On Sunday, January 26, 2020 11:18:36 PM CET Pete Biggs wrote:
First of all - disclaimer - I'm no network specialist, I just read and am interested in it. I may get things wrong!!
Both physical interfaces show the same. But does this mean it's on as in "rx- checksumming: on" or off as in "tx-checksum-ipv4: off [fixed]"?
As far as I understand it rx-checksum is the underlying wire checksumming - and from what I've read about it, disabling that disables the UDP checksums.
You mean layer 1 checksumming? Is there such a thing with ethernet? I think I read something about encoding, when I was trying to understand what "bandwidth" actually means, being involved in signal transmissions; and I seem to remember that there was no checksumming involved and it had to do with identifying signals as a requirement for the very possibility to transmit something before anything could be transmitted at all.
Assuming that I do not receive packets with invalid UPD checksums, then the packages must be somehow altered and their UPD checksums recalculated to arrive here. Does bad hardware etc. do that? Why would the UDP checksums just happen to get recalculated correctly but like randomly without intent?
I'm not sure I understand what you are asking.
It is about VOIP calls via SRTP being interrupted at irregular intervals. The intervals appear to depend on the time of day: Such phone calls can last for a duration of about 5--25 minutes during the day to up to 1.5 hours at around 3am before being interrupted.
Asterisk says that a package is being replayed, meaning that libsrtp has already seen and processed the packet earlier. That can happen a couple times until asterisk reports authentication failures. The result is that the call is interrupted in that I can not hear the opposite end while the other end sometimes can still hear me, sometimes not. The interruption can take even minutes and the audio can continue after that, though usually I either hang up the call, or the calls ends by itself before the audio is back.
IIUC, authentication failures mean that libsrtp figures that the authentication tag of an SRTP package does not match the data contained otherwise within the packet. The authentication tag is encrpyted on the sender side after initially keys have been exchanged between sender and receiver from which new keys are being derived as needed. The key exchange can go over SIP (using TLS) when sdes is used, which it is in this case.
The receiver decrypts the authentication tag and verifies that the tag matches all the other data in the packet. Only when the package was thusly successfully authenticated, the RTP-payload of the package is decrypted.
The SRTP package seems to be the entire payload of the UDP package, so if the data of the SRTP package gets damaged or were to be intentionally altered, the UDP checksum would have to be intentionally re-calculated.
Two independent installations of asterisk at physically different locations are showing the same error messages, both connecting to the same VOIP provider.

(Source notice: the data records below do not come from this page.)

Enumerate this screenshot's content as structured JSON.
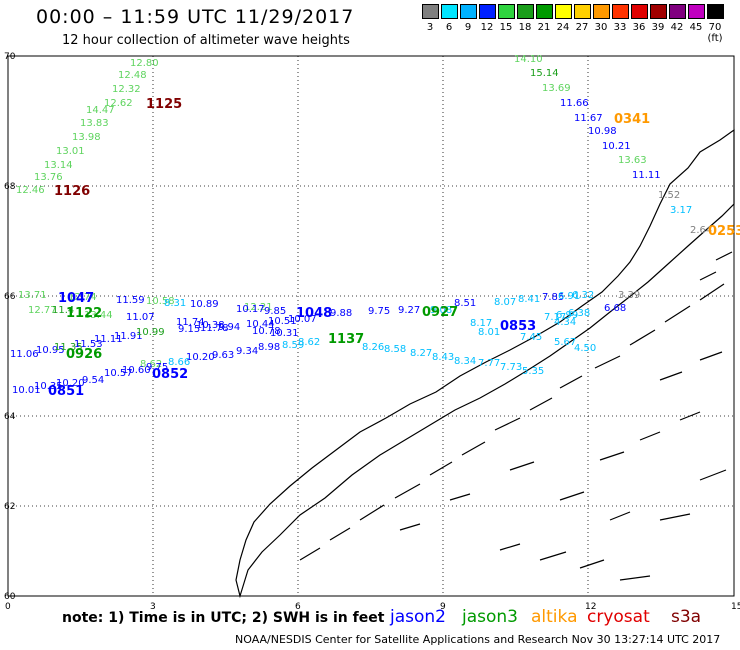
{
  "header": {
    "title": "00:00 – 11:59 UTC 11/29/2017",
    "subtitle": "12 hour collection of altimeter wave heights"
  },
  "legend": {
    "unit": "(ft)",
    "labels": [
      "3",
      "6",
      "9",
      "12",
      "15",
      "18",
      "21",
      "24",
      "27",
      "30",
      "33",
      "36",
      "39",
      "42",
      "45",
      "70"
    ],
    "colors": [
      "#7f7f7f",
      "#00e5ff",
      "#00b2ff",
      "#0020ff",
      "#2fd43f",
      "#1a9e1a",
      "#009b00",
      "#ffff00",
      "#ffd000",
      "#ff9900",
      "#ff3300",
      "#e00000",
      "#a00000",
      "#800080",
      "#c000c0",
      "#000000"
    ]
  },
  "axes": {
    "x_ticks": [
      "0",
      "3",
      "6",
      "9",
      "12",
      "15"
    ],
    "y_ticks": [
      "60",
      "62",
      "64",
      "66",
      "68",
      "70"
    ]
  },
  "passes": [
    {
      "time": "1125",
      "sat": "cryosat"
    },
    {
      "time": "1126",
      "sat": "cryosat"
    },
    {
      "time": "0341",
      "sat": "altika"
    },
    {
      "time": "0253",
      "sat": "altika"
    },
    {
      "time": "1047",
      "sat": "jason2"
    },
    {
      "time": "1122",
      "sat": "jason3"
    },
    {
      "time": "1048",
      "sat": "jason2"
    },
    {
      "time": "1137",
      "sat": "jason3"
    },
    {
      "time": "0927",
      "sat": "jason3"
    },
    {
      "time": "0853",
      "sat": "jason2"
    },
    {
      "time": "0926",
      "sat": "jason3"
    },
    {
      "time": "0852",
      "sat": "jason2"
    },
    {
      "time": "0851",
      "sat": "jason2"
    }
  ],
  "wave_labels": {
    "track_a": [
      "12.80",
      "12.48",
      "12.32",
      "12.62",
      "14.47",
      "13.83",
      "13.98",
      "13.01",
      "13.14",
      "13.76",
      "12.46"
    ],
    "track_b": [
      "14.10",
      "15.14",
      "13.69",
      "11.66",
      "11.67",
      "10.98",
      "10.21",
      "13.63",
      "11.11",
      "1.52",
      "3.17",
      "2.64"
    ],
    "track_c": [
      "13.71",
      "12.77",
      "11.4",
      "12.74",
      "13.44",
      "11.59",
      "11.07",
      "10.58",
      "8.31",
      "10.89",
      "11.74",
      "10.38",
      "11.78",
      "9.94",
      "12.21",
      "10.17",
      "10.44",
      "10.78",
      "9.85",
      "10.51",
      "10.31",
      "10.07",
      "9.88",
      "9.75",
      "9.27",
      "9.08",
      "8.51",
      "8.07",
      "8.41",
      "7.85",
      "6.91",
      "6.32",
      "7.17",
      "6.99",
      "6.38",
      "6.68",
      "5.67",
      "4.50",
      "4.34",
      "3.39"
    ],
    "track_d": [
      "11.06",
      "10.95",
      "11.35",
      "11.53",
      "11.11",
      "11.91",
      "10.99",
      "9.15",
      "8.62",
      "10.20",
      "9.63",
      "9.34",
      "8.98",
      "8.59",
      "8.62",
      "8.26",
      "8.58",
      "8.27",
      "8.43",
      "8.34",
      "7.77",
      "7.73",
      "5.35",
      "8.17",
      "8.01",
      "7.45"
    ],
    "track_e": [
      "10.01",
      "10.35",
      "10.20",
      "9.54",
      "10.57",
      "10.60",
      "9.75",
      "8.66"
    ]
  },
  "satellites": [
    {
      "name": "jason2",
      "color": "#0000ff"
    },
    {
      "name": "jason3",
      "color": "#009a00"
    },
    {
      "name": "altika",
      "color": "#ff9900"
    },
    {
      "name": "cryosat",
      "color": "#e00000"
    },
    {
      "name": "s3a",
      "color": "#800000"
    }
  ],
  "note": "note: 1) Time is in UTC; 2) SWH is in feet",
  "credit": "NOAA/NESDIS Center for Satellite Applications and Research   Nov 30 13:27:14 UTC 2017"
}
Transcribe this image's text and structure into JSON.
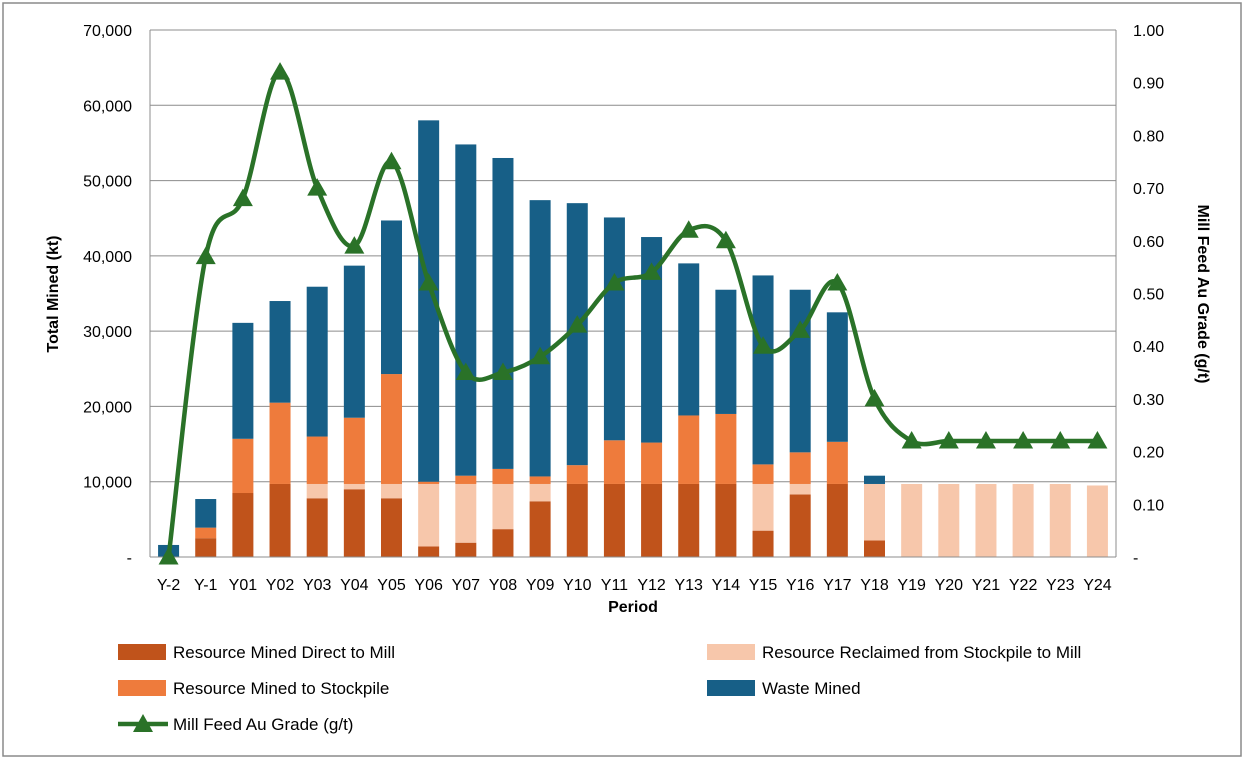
{
  "chart_data": {
    "type": "bar",
    "stacked": true,
    "categories": [
      "Y-2",
      "Y-1",
      "Y01",
      "Y02",
      "Y03",
      "Y04",
      "Y05",
      "Y06",
      "Y07",
      "Y08",
      "Y09",
      "Y10",
      "Y11",
      "Y12",
      "Y13",
      "Y14",
      "Y15",
      "Y16",
      "Y17",
      "Y18",
      "Y19",
      "Y20",
      "Y21",
      "Y22",
      "Y23",
      "Y24"
    ],
    "xlabel": "Period",
    "ylabel": "Total Mined (kt)",
    "y2label": "Mill Feed Au Grade (g/t)",
    "ylim": [
      0,
      70000
    ],
    "y2lim": [
      0,
      1.0
    ],
    "yticks": [
      "-",
      "10,000",
      "20,000",
      "30,000",
      "40,000",
      "50,000",
      "60,000",
      "70,000"
    ],
    "y2ticks": [
      "-",
      "0.10",
      "0.20",
      "0.30",
      "0.40",
      "0.50",
      "0.60",
      "0.70",
      "0.80",
      "0.90",
      "1.00"
    ],
    "grid": true,
    "legend_position": "bottom",
    "colors": {
      "direct": "#c0531b",
      "stockpile": "#ee7b3c",
      "reclaimed": "#f7c7ab",
      "waste": "#175f87",
      "grade": "#2a7228"
    },
    "series": [
      {
        "name": "Resource Mined Direct to Mill",
        "key": "direct",
        "values": [
          0,
          2500,
          8500,
          9700,
          7800,
          9000,
          7800,
          1400,
          1900,
          3700,
          7400,
          9700,
          9700,
          9700,
          9700,
          9700,
          3500,
          8300,
          9700,
          2200,
          0,
          0,
          0,
          0,
          0,
          0
        ]
      },
      {
        "name": "Resource Reclaimed from Stockpile to Mill",
        "key": "reclaimed",
        "values": [
          0,
          0,
          0,
          0,
          1900,
          700,
          1900,
          8300,
          7800,
          6000,
          2300,
          0,
          0,
          0,
          0,
          0,
          6200,
          1400,
          0,
          7500,
          9700,
          9700,
          9700,
          9700,
          9700,
          9500
        ]
      },
      {
        "name": "Resource Mined to Stockpile",
        "key": "stockpile",
        "values": [
          0,
          1400,
          7200,
          10800,
          6300,
          8800,
          14600,
          300,
          1100,
          2000,
          1000,
          2500,
          5800,
          5500,
          9100,
          9300,
          2600,
          4200,
          5600,
          0,
          0,
          0,
          0,
          0,
          0,
          0
        ]
      },
      {
        "name": "Waste Mined",
        "key": "waste",
        "values": [
          1600,
          3800,
          15400,
          13500,
          19900,
          20200,
          20400,
          48000,
          44000,
          41300,
          36700,
          34800,
          29600,
          27300,
          20200,
          16500,
          25100,
          21600,
          17200,
          1100,
          0,
          0,
          0,
          0,
          0,
          0
        ]
      },
      {
        "name": "Mill Feed Au Grade (g/t)",
        "key": "grade",
        "type": "line",
        "axis": "y2",
        "values": [
          0.0,
          0.57,
          0.68,
          0.92,
          0.7,
          0.59,
          0.75,
          0.52,
          0.35,
          0.35,
          0.38,
          0.44,
          0.52,
          0.54,
          0.62,
          0.6,
          0.4,
          0.43,
          0.52,
          0.3,
          0.22,
          0.22,
          0.22,
          0.22,
          0.22,
          0.22
        ]
      }
    ],
    "legend": [
      {
        "name": "Resource Mined Direct to Mill",
        "key": "direct",
        "kind": "box"
      },
      {
        "name": "Resource Reclaimed from Stockpile to Mill",
        "key": "reclaimed",
        "kind": "box"
      },
      {
        "name": "Resource Mined to Stockpile",
        "key": "stockpile",
        "kind": "box"
      },
      {
        "name": "Waste Mined",
        "key": "waste",
        "kind": "box"
      },
      {
        "name": "Mill Feed Au Grade (g/t)",
        "key": "grade",
        "kind": "line"
      }
    ]
  }
}
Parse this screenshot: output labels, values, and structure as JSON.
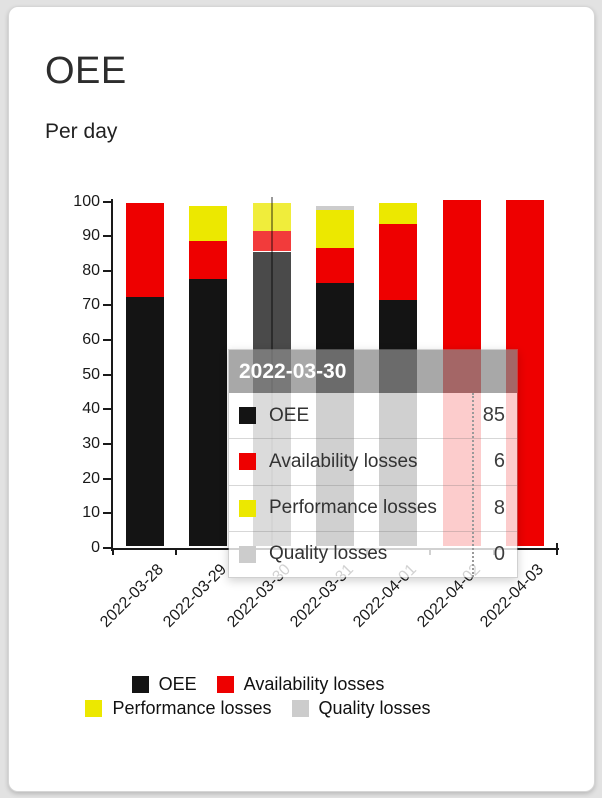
{
  "chart_data": {
    "type": "bar",
    "stacked": true,
    "title": "OEE",
    "subtitle": "Per day",
    "categories": [
      "2022-03-28",
      "2022-03-29",
      "2022-03-30",
      "2022-03-31",
      "2022-04-01",
      "2022-04-02",
      "2022-04-03"
    ],
    "series": [
      {
        "name": "OEE",
        "color": "#141414",
        "values": [
          72,
          77,
          85,
          76,
          71,
          0,
          0
        ]
      },
      {
        "name": "Availability losses",
        "color": "#ee0000",
        "values": [
          27,
          11,
          6,
          10,
          22,
          100,
          100
        ]
      },
      {
        "name": "Performance losses",
        "color": "#ece800",
        "values": [
          0,
          10,
          8,
          11,
          6,
          0,
          0
        ]
      },
      {
        "name": "Quality losses",
        "color": "#cccccc",
        "values": [
          0,
          0,
          0,
          1,
          0,
          0,
          0
        ]
      }
    ],
    "ylim": [
      0,
      100
    ],
    "ytick_step": 10,
    "grid": false,
    "legend_position": "bottom",
    "hovered_category_index": 2
  },
  "tooltip": {
    "title": "2022-03-30",
    "rows": [
      {
        "label": "OEE",
        "value": "85",
        "color": "#141414"
      },
      {
        "label": "Availability losses",
        "value": "6",
        "color": "#ee0000"
      },
      {
        "label": "Performance losses",
        "value": "8",
        "color": "#ece800"
      },
      {
        "label": "Quality losses",
        "value": "0",
        "color": "#cccccc"
      }
    ]
  }
}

As you can imagine, this is really fun to debug ...
But it's unlikely (very unlikely) that the checksums are randomly correct. But packet checksums are recalculated when packets are forwarded by layer 4 switches - the contents of the package are inspected as part of the switching process.
Yes, I thought so, IIRC it's required for routing and changing the TTL maybe.
Now that someone would intentionally alter the SRTP packages and re-calculate the checksums seems rather unlikely, all the more so since they would need to do that at two different places.
Only when asterisk (i. e. libsrtp) finally verifies the authentication tag of an SRTP package against the authenticated part of the package --- which, according to RFC 3711, seems to be the entire payload of the UPD package --- the verfication fails.
How is that possible?
If it's SRTP checksum error, then that checksum is part of the packet payload at the application level - the UDP checksum is for the whole packet. Presumably the contents of the application payload were altered after the SRTP checksum was calculated but before the UDP packet checksum. It could be a bad layer 4 switch I suppose.
Right --- or the SRTP package has been created incorrectly by their phone system because it is overloaded at busy times, or it's buggy.
My favorite theory is that I am sometimes suddenly receiving the wrong SRTP stream. I think it would fit the symptoms. Perhaps the VOIP provider is experiencing interesting NAT issues when their connection tracking is getting messed up at times when there are more connections than they can handle.
That defective hardware is causing the same problem at both places at the same time seems rather unlikely.
So I've been trying to figure out what the problem might be. After learning all this, I'm sufficiently sure that the problem is on their side.
Probably your best bet is to use wireshark to decode the packets to see what the raw data looks like.
Hm, I tried that and wireshark doesn't seem to like SRTP packages very much. Apparently it doesn't have a way to decrypt SRTP packages at all, even if I could get the initial keys. Maybe someone who is much more proficient with wireshark could find something. To me, it has been useless so far.
If wireshark could do stuff with SRTP packages, what could it possibly show other than that some packages either carry a damaged payload, or that the encryption keys don't fit, which is something I already know? If the problem was with asterisk or libsrtp, the problem would be much more common.